Parker’s commentary is apposite and ferociously well-informed, but the book’s real pleasure is in poring over the maps, old and new, and seeing what has changed over the years. There are also daft facts aplenty. In the 1930s, for instance, 250,000 umbrellas were handed in every year to lost property offices in London, compared with  just 10,000 today.

One of the best Christmas books of the past few years was the Revd Fergus Butler-Gallie’s A Field Guide to the English Clergy, which was both hilarious and unusually elegant in conception and execution. The author, who is younger than some shirts I own, is a genuine talent, and he has followed it up with Priests de la Resistance!: The Loose Canons who Fought Fascism in the Twentieth Century (Oneworld, £12.99). There are 15 priests here of various hues who stood up to fascism, most of whom drank like fishes and smoked like beagles. This is a fascinating and entirely benign book, imbued with a surprisingly muscular Christianity and full of stories you may not know but which need to be heard.

Caitlin Doughty is an American funeral director and a 24-carat eccentric who has written and broadcast very entertainingly on her chosen trade. Having read and reviewed one of her books elsewhere, I now know much more about cremation than I would ever wish to. Will My Cat Eat My Eyeballs? (Weidenfeld, £14.99) is a collection of answers to children’s questions about death, and it’s consistently good fun. Questions include ‘Can I keep my parents’ skulls after they die?’; ‘do conjoined twins die at the same time?’; and ‘can we give Grandma a Viking funeral?’ (Unfortunately you can’t, and one reason is that even Vikings didn’t have Viking funerals. That whole thing of a body in flames floating out to sea was invented by Hollywood. Of course it was. Why didn’t I know that?)
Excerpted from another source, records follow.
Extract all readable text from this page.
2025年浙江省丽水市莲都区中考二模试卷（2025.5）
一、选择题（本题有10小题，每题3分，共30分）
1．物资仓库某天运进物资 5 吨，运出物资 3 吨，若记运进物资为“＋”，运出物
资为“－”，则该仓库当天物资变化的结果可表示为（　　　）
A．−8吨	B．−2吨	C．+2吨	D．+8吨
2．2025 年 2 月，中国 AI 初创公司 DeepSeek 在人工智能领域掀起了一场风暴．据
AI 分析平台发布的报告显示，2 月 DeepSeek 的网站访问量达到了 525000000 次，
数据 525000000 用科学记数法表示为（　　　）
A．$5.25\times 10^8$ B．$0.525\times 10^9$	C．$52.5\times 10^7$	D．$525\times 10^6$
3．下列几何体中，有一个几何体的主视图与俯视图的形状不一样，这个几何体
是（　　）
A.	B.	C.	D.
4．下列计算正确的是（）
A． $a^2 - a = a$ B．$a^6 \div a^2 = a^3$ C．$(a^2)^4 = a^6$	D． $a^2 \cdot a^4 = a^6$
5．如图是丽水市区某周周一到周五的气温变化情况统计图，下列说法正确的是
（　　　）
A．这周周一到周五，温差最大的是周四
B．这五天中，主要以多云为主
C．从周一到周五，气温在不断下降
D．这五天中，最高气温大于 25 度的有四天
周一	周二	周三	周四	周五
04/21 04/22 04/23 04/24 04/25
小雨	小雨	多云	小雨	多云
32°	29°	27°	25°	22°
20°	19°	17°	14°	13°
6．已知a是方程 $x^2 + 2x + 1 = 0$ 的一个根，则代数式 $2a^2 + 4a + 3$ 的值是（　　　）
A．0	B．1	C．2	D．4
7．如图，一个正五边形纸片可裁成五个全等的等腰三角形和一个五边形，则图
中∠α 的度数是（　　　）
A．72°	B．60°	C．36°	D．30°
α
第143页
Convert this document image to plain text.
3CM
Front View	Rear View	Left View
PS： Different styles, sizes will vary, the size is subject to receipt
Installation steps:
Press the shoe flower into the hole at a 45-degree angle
There are millions of new quiz and puzzle books out, more than even the most demented quizzer or puzzler would ever need. (Next year, I guarantee, there’ll be none at all.) The best puzzle book I have seen is Dr Gareth Moore’s Chiryoku (Pop Press, £9.99), another collection of Japanese puzzles from Sudoku down, which has its difficulty levels finely calibrated and is very nearly as enthralling as Alex Bellos’s similar book last year.

The best quiz book — but I will own up to being entirely biased on this — is Paul Bajoria’s Round Britain Quiz Book (BBC Books, £12.99). This contains 250 questions from the cult series on Radio 4, on which someone of my own name, height and date of birth regularly appears. Recording the show is about as much fun as you can have with your clothes on, and this book is equally good, whether you’re wearing anything or not. What biblical link connects stories by Faulkner to a world-record hurdler and a naive American artist? Answer at the end of this review.

Eleanor Crow’s Shopfronts of London (Batsford, £14.99) is, very simply, a series of illustrations of traditional, small neighbourhood shops to be found in the capital. She walks the streets, finds one she likes, draws it and writes about it. Really, in these difficult times, it’s hard to imagine a more comforting book. It could be accused of being impossibly nostalgic, but so what? Here is a world before Waitrose, when Tesco was a mere twinkle in Jack Cohen’s eye. All the fish and chip shops have appalling punning titles, and my local cheese shop, whose continued existence seems to me conclusive proof that God exists, is there on page 83.

And the answer to the RBQ question? Moses. William Faulkner wrote a book of short stories called Go Down, Moses (which I wouldn’t have got). Ed Moses won the 400 metres hurdles at the Olympics of 1976 and 1984; while Grandma Moses won fame as a naive artist in the early 20th century. I’d have got those two and guessed something around the first. Five out of six points, as Tom Sutcliffe would say.